Egito: pirâmides, cartuchos e escaravelhos
As pirâmides que aparecem no topo de Jewels Pharaoh remetem para o planalto de Gizé, onde as grandes pirâmides foram erguidas há cerca de 4500 anos, durante o Império Antigo. Os bustos em azul-turquesa que o jogo pede para recolher lembram a cor da faiança egípcia, uma cerâmica vidrada muito usada em amuletos e peças de adorno. O escaravelho alado — um dos símbolos mais repetidos em jogos com tema egípcio — representava Khepri, associado ao nascer do sol e à renovação de cada dia.
No relevo da fotografia vê-se outro elemento que os jogos adoram copiar: os cartuchos, molduras ovais que envolviam os nomes dos reis. Aparecem em frisos e margens de tabuleiros como simples ornamento, mas no Egito tinham uma função precisa — distinguir o nome real de tudo o resto que estava escrito na parede.

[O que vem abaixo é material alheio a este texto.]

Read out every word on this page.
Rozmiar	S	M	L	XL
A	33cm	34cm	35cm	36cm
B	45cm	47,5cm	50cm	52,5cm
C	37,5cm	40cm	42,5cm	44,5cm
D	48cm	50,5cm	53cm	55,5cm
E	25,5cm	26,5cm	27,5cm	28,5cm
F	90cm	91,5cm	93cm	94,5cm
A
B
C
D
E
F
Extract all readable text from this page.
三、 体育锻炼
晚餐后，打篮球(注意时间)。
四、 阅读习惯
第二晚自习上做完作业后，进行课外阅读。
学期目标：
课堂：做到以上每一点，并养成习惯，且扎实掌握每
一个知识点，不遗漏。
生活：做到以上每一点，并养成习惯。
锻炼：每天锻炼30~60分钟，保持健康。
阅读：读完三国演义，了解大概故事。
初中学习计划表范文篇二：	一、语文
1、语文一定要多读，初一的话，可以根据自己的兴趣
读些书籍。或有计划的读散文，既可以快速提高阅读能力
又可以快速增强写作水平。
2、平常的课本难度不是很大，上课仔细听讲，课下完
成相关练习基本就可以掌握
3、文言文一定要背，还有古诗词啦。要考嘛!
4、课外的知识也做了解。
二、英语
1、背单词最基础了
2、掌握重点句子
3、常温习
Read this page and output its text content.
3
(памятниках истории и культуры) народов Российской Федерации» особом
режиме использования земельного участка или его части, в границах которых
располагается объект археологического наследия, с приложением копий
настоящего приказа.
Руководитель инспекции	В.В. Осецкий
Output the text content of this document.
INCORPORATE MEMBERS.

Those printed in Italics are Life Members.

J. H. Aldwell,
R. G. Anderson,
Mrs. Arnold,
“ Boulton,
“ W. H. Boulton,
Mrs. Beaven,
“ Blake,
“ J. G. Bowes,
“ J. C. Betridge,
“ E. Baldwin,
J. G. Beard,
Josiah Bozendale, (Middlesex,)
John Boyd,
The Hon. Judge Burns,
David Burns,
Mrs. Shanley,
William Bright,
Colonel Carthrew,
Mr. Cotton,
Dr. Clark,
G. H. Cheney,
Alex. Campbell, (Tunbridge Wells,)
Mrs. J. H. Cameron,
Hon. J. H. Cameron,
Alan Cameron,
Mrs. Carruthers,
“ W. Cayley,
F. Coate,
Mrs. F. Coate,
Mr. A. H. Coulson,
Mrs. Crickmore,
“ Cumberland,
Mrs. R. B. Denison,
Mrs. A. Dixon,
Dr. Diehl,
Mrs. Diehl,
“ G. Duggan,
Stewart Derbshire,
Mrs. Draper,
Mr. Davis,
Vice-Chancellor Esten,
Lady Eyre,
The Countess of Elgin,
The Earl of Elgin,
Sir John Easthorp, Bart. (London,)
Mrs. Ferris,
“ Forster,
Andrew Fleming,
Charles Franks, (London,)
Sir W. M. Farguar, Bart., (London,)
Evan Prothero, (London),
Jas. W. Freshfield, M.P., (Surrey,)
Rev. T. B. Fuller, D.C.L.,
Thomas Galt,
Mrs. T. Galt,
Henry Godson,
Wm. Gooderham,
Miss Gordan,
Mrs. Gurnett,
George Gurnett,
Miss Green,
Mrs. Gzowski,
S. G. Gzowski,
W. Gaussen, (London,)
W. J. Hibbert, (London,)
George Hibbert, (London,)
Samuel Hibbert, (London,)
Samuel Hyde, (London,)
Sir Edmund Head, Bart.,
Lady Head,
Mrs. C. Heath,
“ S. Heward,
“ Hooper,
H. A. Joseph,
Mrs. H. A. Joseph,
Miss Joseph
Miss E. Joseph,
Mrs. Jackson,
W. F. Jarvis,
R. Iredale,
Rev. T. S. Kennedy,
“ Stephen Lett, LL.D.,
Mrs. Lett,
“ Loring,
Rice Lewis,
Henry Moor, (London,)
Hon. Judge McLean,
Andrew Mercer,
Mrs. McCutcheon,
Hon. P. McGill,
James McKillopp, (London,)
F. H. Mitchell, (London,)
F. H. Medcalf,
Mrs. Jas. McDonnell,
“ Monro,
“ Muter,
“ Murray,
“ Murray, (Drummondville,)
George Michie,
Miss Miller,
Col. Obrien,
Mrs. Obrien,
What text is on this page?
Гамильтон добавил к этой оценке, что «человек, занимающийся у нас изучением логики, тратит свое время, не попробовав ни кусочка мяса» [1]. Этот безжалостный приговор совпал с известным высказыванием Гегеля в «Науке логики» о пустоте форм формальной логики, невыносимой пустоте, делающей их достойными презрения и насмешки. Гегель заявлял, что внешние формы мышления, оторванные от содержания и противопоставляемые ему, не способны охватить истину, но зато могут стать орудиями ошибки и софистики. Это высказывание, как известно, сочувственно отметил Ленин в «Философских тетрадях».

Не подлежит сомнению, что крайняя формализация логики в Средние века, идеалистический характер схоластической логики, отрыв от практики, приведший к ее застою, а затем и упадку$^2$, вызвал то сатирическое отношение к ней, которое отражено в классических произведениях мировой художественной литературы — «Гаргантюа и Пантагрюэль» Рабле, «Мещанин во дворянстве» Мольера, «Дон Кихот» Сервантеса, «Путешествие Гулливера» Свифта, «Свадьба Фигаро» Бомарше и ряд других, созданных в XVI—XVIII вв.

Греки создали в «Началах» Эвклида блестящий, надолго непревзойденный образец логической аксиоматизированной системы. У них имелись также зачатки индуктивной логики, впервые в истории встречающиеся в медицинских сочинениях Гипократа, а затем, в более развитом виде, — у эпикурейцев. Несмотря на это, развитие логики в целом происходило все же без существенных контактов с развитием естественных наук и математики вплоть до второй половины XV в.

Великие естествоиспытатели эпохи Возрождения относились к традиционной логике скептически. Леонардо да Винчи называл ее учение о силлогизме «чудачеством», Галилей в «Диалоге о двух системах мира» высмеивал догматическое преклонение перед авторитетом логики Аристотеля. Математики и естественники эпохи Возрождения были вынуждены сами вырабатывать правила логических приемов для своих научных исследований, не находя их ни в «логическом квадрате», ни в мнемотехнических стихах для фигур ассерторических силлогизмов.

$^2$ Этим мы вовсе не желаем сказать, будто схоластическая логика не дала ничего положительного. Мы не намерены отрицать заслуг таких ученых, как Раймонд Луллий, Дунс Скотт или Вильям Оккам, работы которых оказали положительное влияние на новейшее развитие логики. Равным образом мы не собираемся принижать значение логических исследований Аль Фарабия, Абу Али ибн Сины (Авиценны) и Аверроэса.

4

Maias: degraus, máscaras e a árvore do mundo
A pirâmide em escada do ícone de Cradle of Maya segue o modelo dos templos maias, como os de Tikal, construídos com plataformas sobrepostas e uma escadaria central. A Árvore da Vida que ocupa o centro da aldeia do jogo tem eco na ideia maia de uma árvore sagrada, muitas vezes representada como uma ceiba, que ligava o céu e a terra. Os padrões em degrau e as máscaras de expressão marcada vêm da arte maia em pedra e estuque, embora o jogo os simplifique num estilo de desenho animado.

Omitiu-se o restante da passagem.